Baromètre Prism'emploi - l'emploi intérimaire en juillet 2026
COMMENTAIRE GÉNÉRAL POUR LE MOIS DE JUILLET 2026
En juillet 2026, l'emploi intérimaire (contrats de travail temporaire et CDI intérimaires) s'établit à 736 760 équivalents temps plein (ETP), en baisse de 3,7 % sur un an. Cette dégradation est principalement imputable au secteur du BTP, où le repli atteint 12,6 %. L’activité y reste pénalisée par la faiblesse des mises en chantier, le recul des nouvelles commandes et l’attentisme des investisseurs.
Ces évolutions doivent toutefois être interprétées avec prudence. L’épisode de canicule intervenu au cours du mois de juillet a en effet pu peser temporairement sur l’activité et l’emploi dans plusieurs secteurs. Les données de la rentrée seront donc importantes pour apprécier si ce ralentissement traduit une réelle inflexion ou un phénomène ponctuel.
Évolution par secteur :
- Industrie : en juillet, avec -0,3 %, l’intérim industriel enregistre un léger repli. Cette tendance reste nettement plus favorable que celle des autres secteurs. Depuis le début de l’année, l’intérim industriel progresse de +3,2 %.
- BTP : le BTP constitue le principal facteur de la baisse globale. Après -5,9 % en juin, le secteur du BTP recule de 12,6 % en juillet.
- Commerce : dans le commerce, l’intérim recule de 1,6 % en juillet, après -0,1 % en juin. Le secteur reste pénalisé par une consommation des ménages peu dynamique.
- Transports et logistique : l’intérim dans les transports se contracte de 5,1 % en juillet, contre -2,5 % en juin. Cette détérioration peut être reliée au ralentissement des flux de marchandises et à la faiblesse de la consommation, qui réduisent les besoins de renfort dans la logistique. Les entreprises restent par ailleurs confrontées à des coûts élevés, notamment en matière d’énergie et de salaires pénalisants pour l’activité.
- Services : après -1,5 % en juin, l’intérim dans les services recule de 2,1 % en juillet. La moyenne depuis le début de l’année s’établit à -3,1 %.
Cette évolution reflète notamment le ralentissement des services aux entreprises, qui ajustent leurs dépenses de conseil,
d’ingénierie, d’assistance ou de support administratif dans un environnement de faible croissance.
Évolution par qualification :
En juillet, l’intérim des cadres et professions intermédiaires poursuit sa progression (+2,6 %). Dans le même temps, les qualifications employés, ouvriers non qualifiés et ouvriers qualifiés, enregistrent des baisses de respectivement -6,0 %, -4,9 % et -3,5 %.
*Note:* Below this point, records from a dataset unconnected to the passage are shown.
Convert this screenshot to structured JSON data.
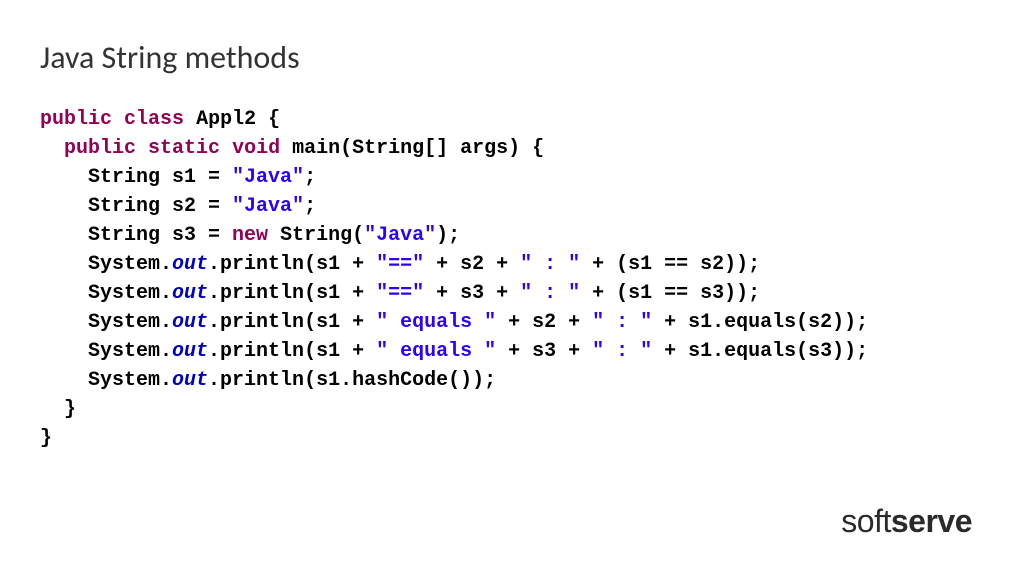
{
  "title": "Java String methods",
  "code": {
    "l1_kw1": "public",
    "l1_kw2": "class",
    "l1_cls": "Appl2 {",
    "l2_kw1": "public",
    "l2_kw2": "static",
    "l2_kw3": "void",
    "l2_rest": "main(String[] args) {",
    "l3_a": "String s1 = ",
    "l3_s": "\"Java\"",
    "l3_b": ";",
    "l4_a": "String s2 = ",
    "l4_s": "\"Java\"",
    "l4_b": ";",
    "l5_a": "String s3 = ",
    "l5_kw": "new",
    "l5_b": " String(",
    "l5_s": "\"Java\"",
    "l5_c": ");",
    "l6_a": "System.",
    "l6_f": "out",
    "l6_b": ".println(s1 + ",
    "l6_s1": "\"==\"",
    "l6_c": " + s2 + ",
    "l6_s2": "\" : \"",
    "l6_d": " + (s1 == s2));",
    "l7_a": "System.",
    "l7_f": "out",
    "l7_b": ".println(s1 + ",
    "l7_s1": "\"==\"",
    "l7_c": " + s3 + ",
    "l7_s2": "\" : \"",
    "l7_d": " + (s1 == s3));",
    "l8_a": "System.",
    "l8_f": "out",
    "l8_b": ".println(s1 + ",
    "l8_s1": "\" equals \"",
    "l8_c": " + s2 + ",
    "l8_s2": "\" : \"",
    "l8_d": " + s1.equals(s2));",
    "l9_a": "System.",
    "l9_f": "out",
    "l9_b": ".println(s1 + ",
    "l9_s1": "\" equals \"",
    "l9_c": " + s3 + ",
    "l9_s2": "\" : \"",
    "l9_d": " + s1.equals(s3));",
    "l10_a": "System.",
    "l10_f": "out",
    "l10_b": ".println(s1.hashCode());",
    "l11": "}",
    "l12": "}"
  },
  "brand": {
    "part1": "soft",
    "part2": "serve"
  }
}
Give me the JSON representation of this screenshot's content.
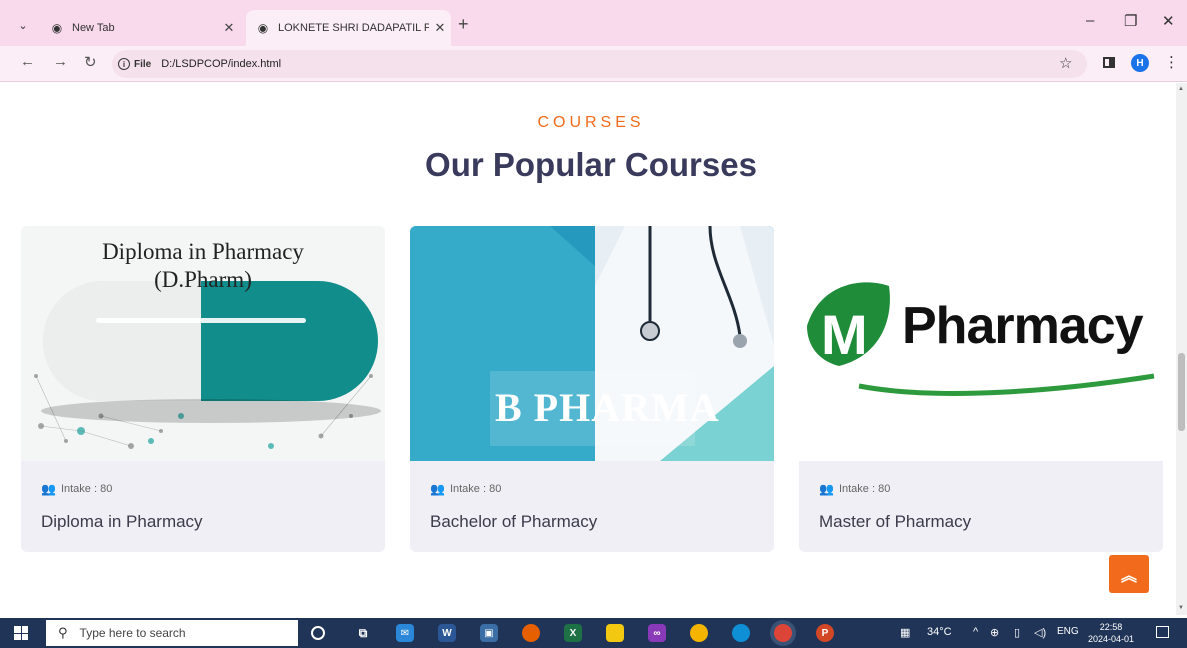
{
  "browser": {
    "tabs": [
      {
        "title": "New Tab"
      },
      {
        "title": "LOKNETE SHRI DADAPATIL PHA"
      }
    ],
    "address": {
      "scheme_label": "File",
      "url": "D:/LSDPCOP/index.html"
    },
    "profile_initial": "H"
  },
  "page": {
    "kicker": "COURSES",
    "title": "Our Popular Courses",
    "courses": [
      {
        "image_text_line1": "Diploma in Pharmacy",
        "image_text_line2": "(D.Pharm)",
        "intake": "Intake : 80",
        "name": "Diploma in Pharmacy"
      },
      {
        "image_text": "B PHARMA",
        "intake": "Intake : 80",
        "name": "Bachelor of Pharmacy"
      },
      {
        "image_text": "Pharmacy",
        "intake": "Intake : 80",
        "name": "Master of Pharmacy"
      }
    ]
  },
  "taskbar": {
    "search_placeholder": "Type here to search",
    "weather": "34°C",
    "language": "ENG",
    "time": "22:58",
    "date": "2024-04-01"
  },
  "colors": {
    "accent": "#f06b1c",
    "heading": "#3a3b5c",
    "tabbar": "#f9d9ec",
    "taskbar": "#1f3456"
  }
}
Les effectifs intérimaires s’inscrivent en baisse (-3,7 %) au niveau national.
Tous les secteurs sont en baisse
L'emploi intérimaire diminue dans l’ensemble des secteurs : industrie (-0,3 %), commerce (-1,6 %), services (-2,1 %), transports (-5,1 %) et BTP (-12,6 %).
La majorité des qualifications est en baisse
L'emploi intérimaire augmente chez les cadres et professions intermédiaires (+2,6 %) mais diminue chez les ouvriers qualifiés (-3,5 %), les ouvriers non qualifiés (-4,9 %) et les employés (-6,0 %).
LE CDI INTÉRIMAIRE
En juillet 2026, le CDI Intérimaire représente 39 500 ETP, correspondant à 5,4 % des effectifs des agences d’emploi.
Il est nettement surreprésenté en Pays-de-la-Loire (10,7 %) et dans les Hauts-de-France (9,3 %). C’est en Bretagne et en Ile-de-France (avec respectivement 3,0 % et 2,6 % des effectifs) que ce contrat reste le moins développé.
La répartition géographique des CDII se concentre à près de 45% dans 3 régions caractérisées par une forte orientation industrielle : Pays de la Loire : 16,4 %, Hauts-de-France : 15,1 %, et Auvergne-Rhône-Alpes : 13,5 %.

LA FRANCE DES REGIONS
Juillet 2026 par rapport à juillet 2025.
Les disparités territoriales demeurent marquées.
L’évolution du travail temporaire demeure positive en Auvergne-Rhône-Alpes (+1,1 %), en Normandie (+1,7 %). À l’inverse, Bretagne (-12,3 %) et Nouvelle-Aquitaine (-7,7 %) connaissent les reculs les plus marqués.